The third ACO is called OneCare Vermont. It is by a very wide margin the largest. It is anchored by the University of Vermont delivery system in the western part of the state and Dartmouth-Hitchcock Medical Center on the east, and it includes community hospitals in Berlin, St. Albans, Morrisville, Middlebury, Rutland, Bennington, Brattleboro, Windsor and Newport.

This aggregation contains of more than 90 percent of all the medical assets in the state, but for the purposes of our discussion the most important fact is simply that it is the only entity with the resources needed for a statewide ACO. By any measure, OneCare Vermont is the only entity now in place that can possibly get to block financing.

No knowledgeable person denies this reality. Both small ACOs have signed a memorandum of understanding acknowledging that there can be only one ACO in the state. CHAC and Healthfirst could, if they chose, continue to offer shared savings efforts, but it is unlikely any buyer would want it. And in any event, neither organization has said anything about trying to operate an ACO on its own.

Finally, the federal government has already designated OneCare Vermont as one of 20 or so ACOs in the U.S. to lead the way to block financing. OneCare is now preparing its block financing product for introduction Jan. 1.

If all the above is true, then why is there so much sheer misunderstanding in the Legislature about this issue? The answer lies in the fact that the Shumlin administration and the Green Mountain Care Board have bent themselves into pretzels to avoid talking about the issue.

Whenever a legislator asks, and they have asked often, “Can there be more than one ACO?” the answer has almost always been yes. Just plain yes. Occasionally, as in the recent news conference, the discussion may wind its way around to a statement that only one ACO can “take risk,” or some other euphemism. But it was striking that in the Shumlin-Gobeille news conference the word “OneCare” was never mentioned until a reporter asked about it late in the questioning. And in the wake of the news conference, it became clear that many important legislators don’t get it at all.

For example, in the Senate Finance Committee, which has been a major player in health reform since its inception in 2011, Sen.

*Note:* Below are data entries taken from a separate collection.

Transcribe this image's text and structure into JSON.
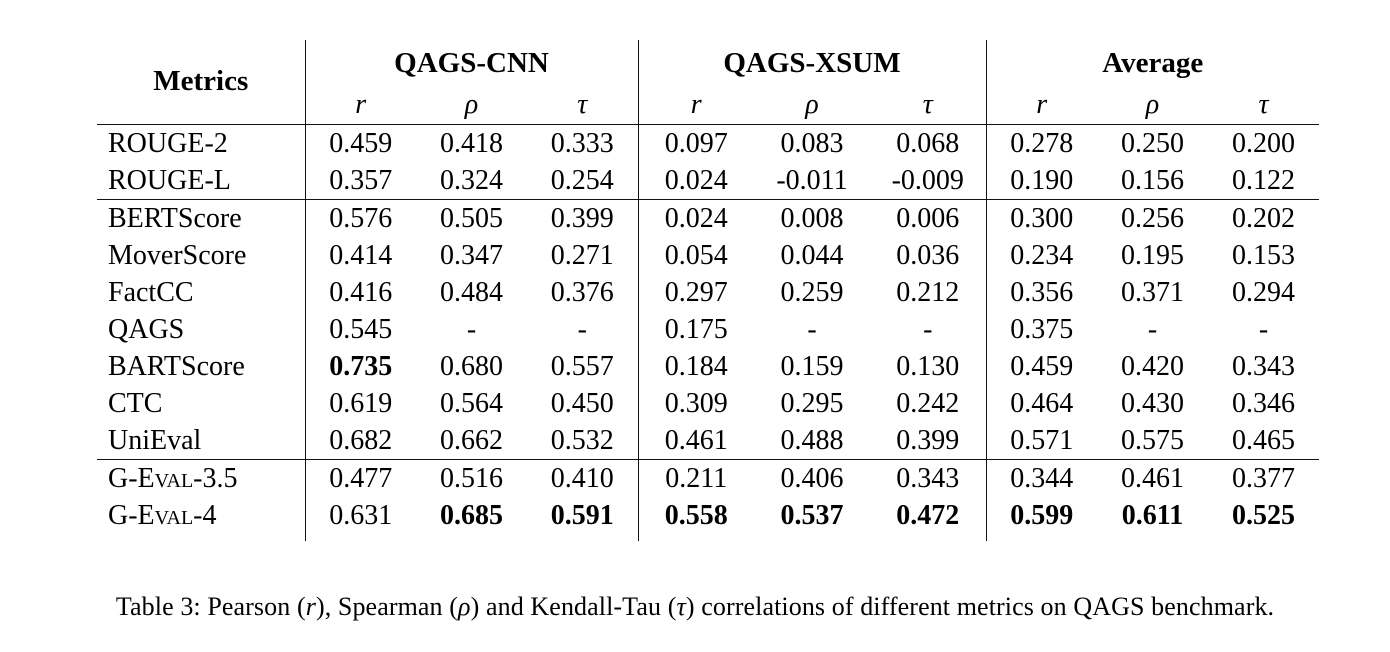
{
  "page": {
    "background": "#ffffff",
    "text_color": "#000000",
    "rule_color": "#111111"
  },
  "table": {
    "header": {
      "metrics_label": "Metrics",
      "groups": [
        {
          "label": "QAGS-CNN"
        },
        {
          "label": "QAGS-XSUM"
        },
        {
          "label": "Average"
        }
      ],
      "subheaders": [
        "r",
        "ρ",
        "τ"
      ]
    },
    "sections": [
      {
        "rule_after": true,
        "rows": [
          {
            "label": "ROUGE-2",
            "smallcaps": false,
            "values": [
              "0.459",
              "0.418",
              "0.333",
              "0.097",
              "0.083",
              "0.068",
              "0.278",
              "0.250",
              "0.200"
            ],
            "bold": []
          },
          {
            "label": "ROUGE-L",
            "smallcaps": false,
            "values": [
              "0.357",
              "0.324",
              "0.254",
              "0.024",
              "-0.011",
              "-0.009",
              "0.190",
              "0.156",
              "0.122"
            ],
            "bold": []
          }
        ]
      },
      {
        "rule_after": true,
        "rows": [
          {
            "label": "BERTScore",
            "smallcaps": false,
            "values": [
              "0.576",
              "0.505",
              "0.399",
              "0.024",
              "0.008",
              "0.006",
              "0.300",
              "0.256",
              "0.202"
            ],
            "bold": []
          },
          {
            "label": "MoverScore",
            "smallcaps": false,
            "values": [
              "0.414",
              "0.347",
              "0.271",
              "0.054",
              "0.044",
              "0.036",
              "0.234",
              "0.195",
              "0.153"
            ],
            "bold": []
          },
          {
            "label": "FactCC",
            "smallcaps": false,
            "values": [
              "0.416",
              "0.484",
              "0.376",
              "0.297",
              "0.259",
              "0.212",
              "0.356",
              "0.371",
              "0.294"
            ],
            "bold": []
          },
          {
            "label": "QAGS",
            "smallcaps": false,
            "values": [
              "0.545",
              "-",
              "-",
              "0.175",
              "-",
              "-",
              "0.375",
              "-",
              "-"
            ],
            "bold": []
          },
          {
            "label": "BARTScore",
            "smallcaps": false,
            "values": [
              "0.735",
              "0.680",
              "0.557",
              "0.184",
              "0.159",
              "0.130",
              "0.459",
              "0.420",
              "0.343"
            ],
            "bold": [
              0
            ]
          },
          {
            "label": "CTC",
            "smallcaps": false,
            "values": [
              "0.619",
              "0.564",
              "0.450",
              "0.309",
              "0.295",
              "0.242",
              "0.464",
              "0.430",
              "0.346"
            ],
            "bold": []
          },
          {
            "label": "UniEval",
            "smallcaps": false,
            "values": [
              "0.682",
              "0.662",
              "0.532",
              "0.461",
              "0.488",
              "0.399",
              "0.571",
              "0.575",
              "0.465"
            ],
            "bold": []
          }
        ]
      },
      {
        "rule_after": false,
        "rows": [
          {
            "label": "G-Eval-3.5",
            "smallcaps": true,
            "values": [
              "0.477",
              "0.516",
              "0.410",
              "0.211",
              "0.406",
              "0.343",
              "0.344",
              "0.461",
              "0.377"
            ],
            "bold": []
          },
          {
            "label": "G-Eval-4",
            "smallcaps": true,
            "values": [
              "0.631",
              "0.685",
              "0.591",
              "0.558",
              "0.537",
              "0.472",
              "0.599",
              "0.611",
              "0.525"
            ],
            "bold": [
              1,
              2,
              3,
              4,
              5,
              6,
              7,
              8
            ]
          }
        ]
      }
    ]
  },
  "caption": {
    "parts": [
      {
        "text": "Table 3: Pearson (",
        "italic": false
      },
      {
        "text": "r",
        "italic": true
      },
      {
        "text": "), Spearman (",
        "italic": false
      },
      {
        "text": "ρ",
        "italic": true
      },
      {
        "text": ") and Kendall-Tau (",
        "italic": false
      },
      {
        "text": "τ",
        "italic": true
      },
      {
        "text": ") correlations of different metrics on QAGS benchmark.",
        "italic": false
      }
    ]
  }
}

Richard Westman, R-Lamoille, mused in a hearing on the issue that maybe we shouldn’t have a gizmo like an ACO; it sounded to him like just putting a layer of bureaucracy between the patient and the payer. Westman’s take was problematical at several levels, but the point is why there remains so much confusion about the issue.

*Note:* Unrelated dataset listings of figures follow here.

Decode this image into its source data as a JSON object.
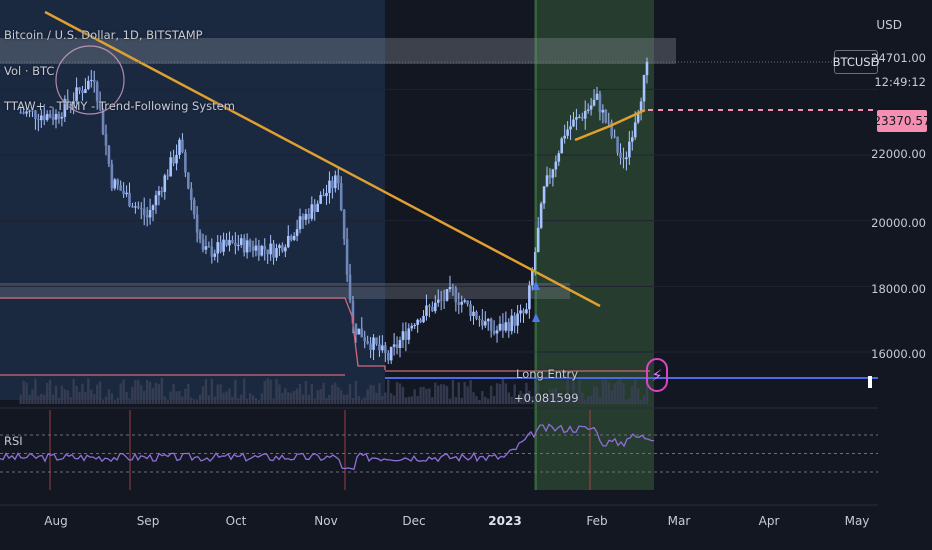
{
  "header": {
    "legend_title": "Bitcoin / U.S. Dollar, 1D, BITSTAMP",
    "legend_volume": "Vol · BTC",
    "legend_strategy": "TTAW+ - TTMY - Trend-Following System"
  },
  "price_axis": {
    "currency": "USD",
    "symbol": "BTCUSD",
    "last_price": "24701.00",
    "countdown": "12:49:12",
    "marked_price": "23370.57",
    "ticks": [
      "22000.00",
      "20000.00",
      "18000.00",
      "16000.00"
    ]
  },
  "time_axis": {
    "labels": [
      "Aug",
      "Sep",
      "Oct",
      "Nov",
      "Dec",
      "2023",
      "Feb",
      "Mar",
      "Apr",
      "May"
    ]
  },
  "rsi_panel": {
    "label": "RSI"
  },
  "trade": {
    "entry_label": "Long Entry",
    "entry_qty": "+0.081599"
  },
  "colors": {
    "background": "#131722",
    "candle": "#a8c4ff",
    "trendline": "#e0a030",
    "rsi_line": "#8f6fd8",
    "target_line": "#f48fb1",
    "entry_zone": "#2e4a34",
    "history_zone": "#1c2a44"
  },
  "chart_data": {
    "type": "candlestick",
    "symbol": "Bitcoin / U.S. Dollar",
    "interval": "1D",
    "exchange": "BITSTAMP",
    "y_axis_ticks": [
      16000,
      18000,
      20000,
      22000,
      24000
    ],
    "ylim": [
      15000,
      25500
    ],
    "x_axis_months": [
      "Aug",
      "Sep",
      "Oct",
      "Nov",
      "Dec",
      "2023",
      "Feb",
      "Mar",
      "Apr",
      "May"
    ],
    "approx_close_path": [
      {
        "date": "2022-07-20",
        "close": 23300
      },
      {
        "date": "2022-08-01",
        "close": 23200
      },
      {
        "date": "2022-08-14",
        "close": 24400
      },
      {
        "date": "2022-08-20",
        "close": 21200
      },
      {
        "date": "2022-09-01",
        "close": 20100
      },
      {
        "date": "2022-09-12",
        "close": 22300
      },
      {
        "date": "2022-09-20",
        "close": 19000
      },
      {
        "date": "2022-10-01",
        "close": 19300
      },
      {
        "date": "2022-10-15",
        "close": 19100
      },
      {
        "date": "2022-11-05",
        "close": 21300
      },
      {
        "date": "2022-11-10",
        "close": 16800
      },
      {
        "date": "2022-11-22",
        "close": 15800
      },
      {
        "date": "2022-12-01",
        "close": 17000
      },
      {
        "date": "2022-12-14",
        "close": 17800
      },
      {
        "date": "2022-12-28",
        "close": 16600
      },
      {
        "date": "2023-01-08",
        "close": 17200
      },
      {
        "date": "2023-01-14",
        "close": 20900
      },
      {
        "date": "2023-01-21",
        "close": 22700
      },
      {
        "date": "2023-02-01",
        "close": 23700
      },
      {
        "date": "2023-02-10",
        "close": 21700
      },
      {
        "date": "2023-02-18",
        "close": 24600
      }
    ],
    "levels": {
      "last": 24701.0,
      "marked": 23370.57
    },
    "rsi": {
      "upper": 70,
      "middle": 50,
      "lower": 30
    }
  }
}
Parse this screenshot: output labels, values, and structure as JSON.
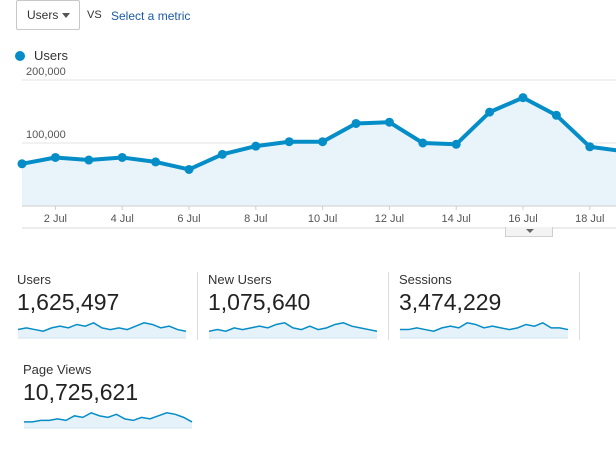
{
  "controls": {
    "metric_select": "Users",
    "vs_label": "VS",
    "select_metric_link": "Select a metric"
  },
  "legend": {
    "series_name": "Users",
    "color": "#058dc7"
  },
  "chart_data": {
    "type": "line",
    "series": [
      {
        "name": "Users",
        "values": [
          67000,
          77000,
          73000,
          77000,
          70000,
          58000,
          82000,
          95000,
          102000,
          102000,
          131000,
          133000,
          100000,
          98000,
          149000,
          172000,
          144000,
          94000,
          87000
        ]
      }
    ],
    "x": [
      "1 Jul",
      "2 Jul",
      "3 Jul",
      "4 Jul",
      "5 Jul",
      "6 Jul",
      "7 Jul",
      "8 Jul",
      "9 Jul",
      "10 Jul",
      "11 Jul",
      "12 Jul",
      "13 Jul",
      "14 Jul",
      "15 Jul",
      "16 Jul",
      "17 Jul",
      "18 Jul",
      "19 Jul"
    ],
    "x_tick_labels": [
      "2 Jul",
      "4 Jul",
      "6 Jul",
      "8 Jul",
      "10 Jul",
      "12 Jul",
      "14 Jul",
      "16 Jul",
      "18 Jul"
    ],
    "y_tick_labels": [
      "200,000",
      "100,000"
    ],
    "y_ticks": [
      200000,
      100000
    ],
    "ylim": [
      0,
      200000
    ],
    "grid": true,
    "color": "#058dc7",
    "fill_color": "#e8f4fa"
  },
  "scorecards": [
    {
      "name": "Users",
      "value": "1,625,497",
      "spark": [
        5,
        6,
        5,
        4,
        6,
        7,
        6,
        8,
        7,
        9,
        6,
        5,
        6,
        5,
        7,
        9,
        8,
        6,
        7,
        5,
        4
      ]
    },
    {
      "name": "New Users",
      "value": "1,075,640",
      "spark": [
        4,
        5,
        4,
        6,
        5,
        6,
        7,
        6,
        8,
        9,
        6,
        5,
        7,
        5,
        6,
        8,
        9,
        7,
        6,
        5,
        4
      ]
    },
    {
      "name": "Sessions",
      "value": "3,474,229",
      "spark": [
        5,
        5,
        6,
        5,
        4,
        6,
        7,
        6,
        9,
        8,
        6,
        7,
        6,
        5,
        6,
        8,
        7,
        9,
        6,
        6,
        5
      ]
    },
    {
      "name": "Page Views",
      "value": "10,725,621",
      "spark": [
        4,
        4,
        5,
        5,
        6,
        5,
        8,
        7,
        10,
        8,
        7,
        9,
        6,
        5,
        7,
        6,
        8,
        10,
        9,
        7,
        4
      ]
    }
  ]
}
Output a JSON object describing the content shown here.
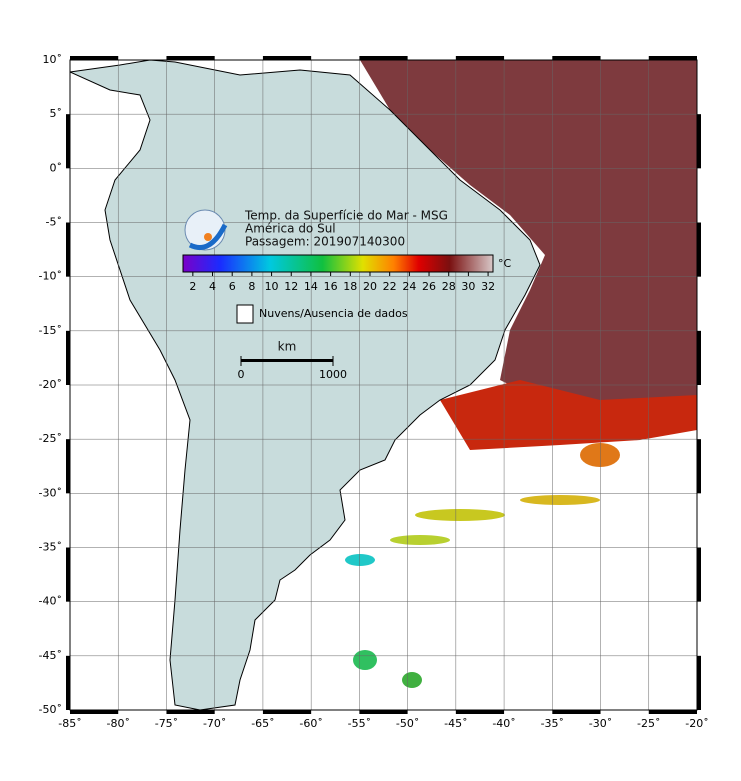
{
  "map": {
    "title_lines": [
      "Temp. da Superfície do Mar - MSG",
      "América do Sul",
      "Passagem: 201907140300"
    ],
    "colorbar": {
      "unit": "°C",
      "lim": [
        1,
        32.5
      ],
      "ticks": [
        2,
        4,
        6,
        8,
        10,
        12,
        14,
        16,
        18,
        20,
        22,
        24,
        26,
        28,
        30,
        32
      ]
    },
    "legend": "Nuvens/Ausencia de dados",
    "scale": {
      "title": "km",
      "lim": [
        0,
        1000
      ],
      "ticks": [
        0,
        1000
      ]
    },
    "lonlim": [
      -85,
      -20
    ],
    "latlim": [
      -50,
      10
    ],
    "lon_ticks": [
      {
        "value": -85,
        "label": "-85˚"
      },
      {
        "value": -80,
        "label": "-80˚"
      },
      {
        "value": -75,
        "label": "-75˚"
      },
      {
        "value": -70,
        "label": "-70˚"
      },
      {
        "value": -65,
        "label": "-65˚"
      },
      {
        "value": -60,
        "label": "-60˚"
      },
      {
        "value": -55,
        "label": "-55˚"
      },
      {
        "value": -50,
        "label": "-50˚"
      },
      {
        "value": -45,
        "label": "-45˚"
      },
      {
        "value": -40,
        "label": "-40˚"
      },
      {
        "value": -35,
        "label": "-35˚"
      },
      {
        "value": -30,
        "label": "-30˚"
      },
      {
        "value": -25,
        "label": "-25˚"
      },
      {
        "value": -20,
        "label": "-20˚"
      }
    ],
    "lat_ticks": [
      {
        "value": 10,
        "label": "10˚"
      },
      {
        "value": 5,
        "label": "5˚"
      },
      {
        "value": 0,
        "label": "0˚"
      },
      {
        "value": -5,
        "label": "-5˚"
      },
      {
        "value": -10,
        "label": "-10˚"
      },
      {
        "value": -15,
        "label": "-15˚"
      },
      {
        "value": -20,
        "label": "-20˚"
      },
      {
        "value": -25,
        "label": "-25˚"
      },
      {
        "value": -30,
        "label": "-30˚"
      },
      {
        "value": -35,
        "label": "-35˚"
      },
      {
        "value": -40,
        "label": "-40˚"
      },
      {
        "value": -45,
        "label": "-45˚"
      },
      {
        "value": -50,
        "label": "-50˚"
      }
    ]
  }
}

So, why have the administration and the board labored so hard to avoid talking about the issue?

The reason is that for the last year, restructuring of the health care system — which will be required if block financing is to be implemented in the state — has been bitterly opposed by two important groups: the leaders of several of the small hospitals in the state, who feel their roles will be diminished by reform; and a group of social service agencies that have been striving to use their political strength to draw more money to their organizations by taking it away from the much-better-financed hospitals.

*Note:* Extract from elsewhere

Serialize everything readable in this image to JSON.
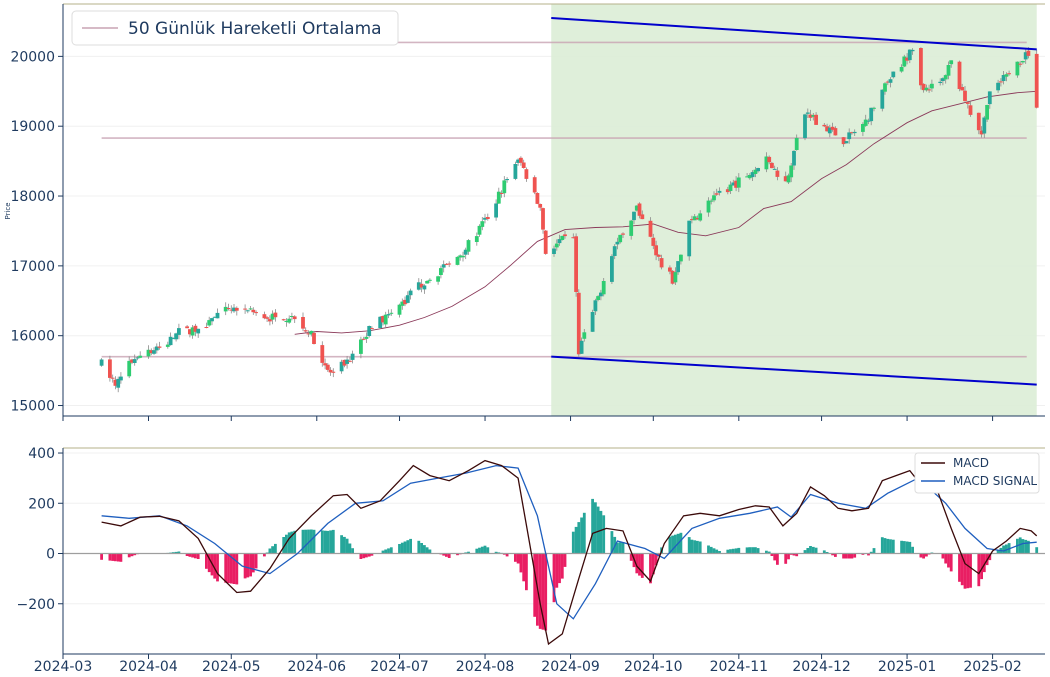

Both groups have been lobbying the Legislature and especially the Green Mountain Care Board to maintain the fiction that, going forward, CHAC and Healthfirst are ACOs just as much as OneCare is.

A major driver of that campaign is an effort to foster a virulent dislike of the UVM system. This dislike has spread extensively through the Legislature to the point where it is endangering reform itself.

I’ll look at this whole issue in more detail in my next column.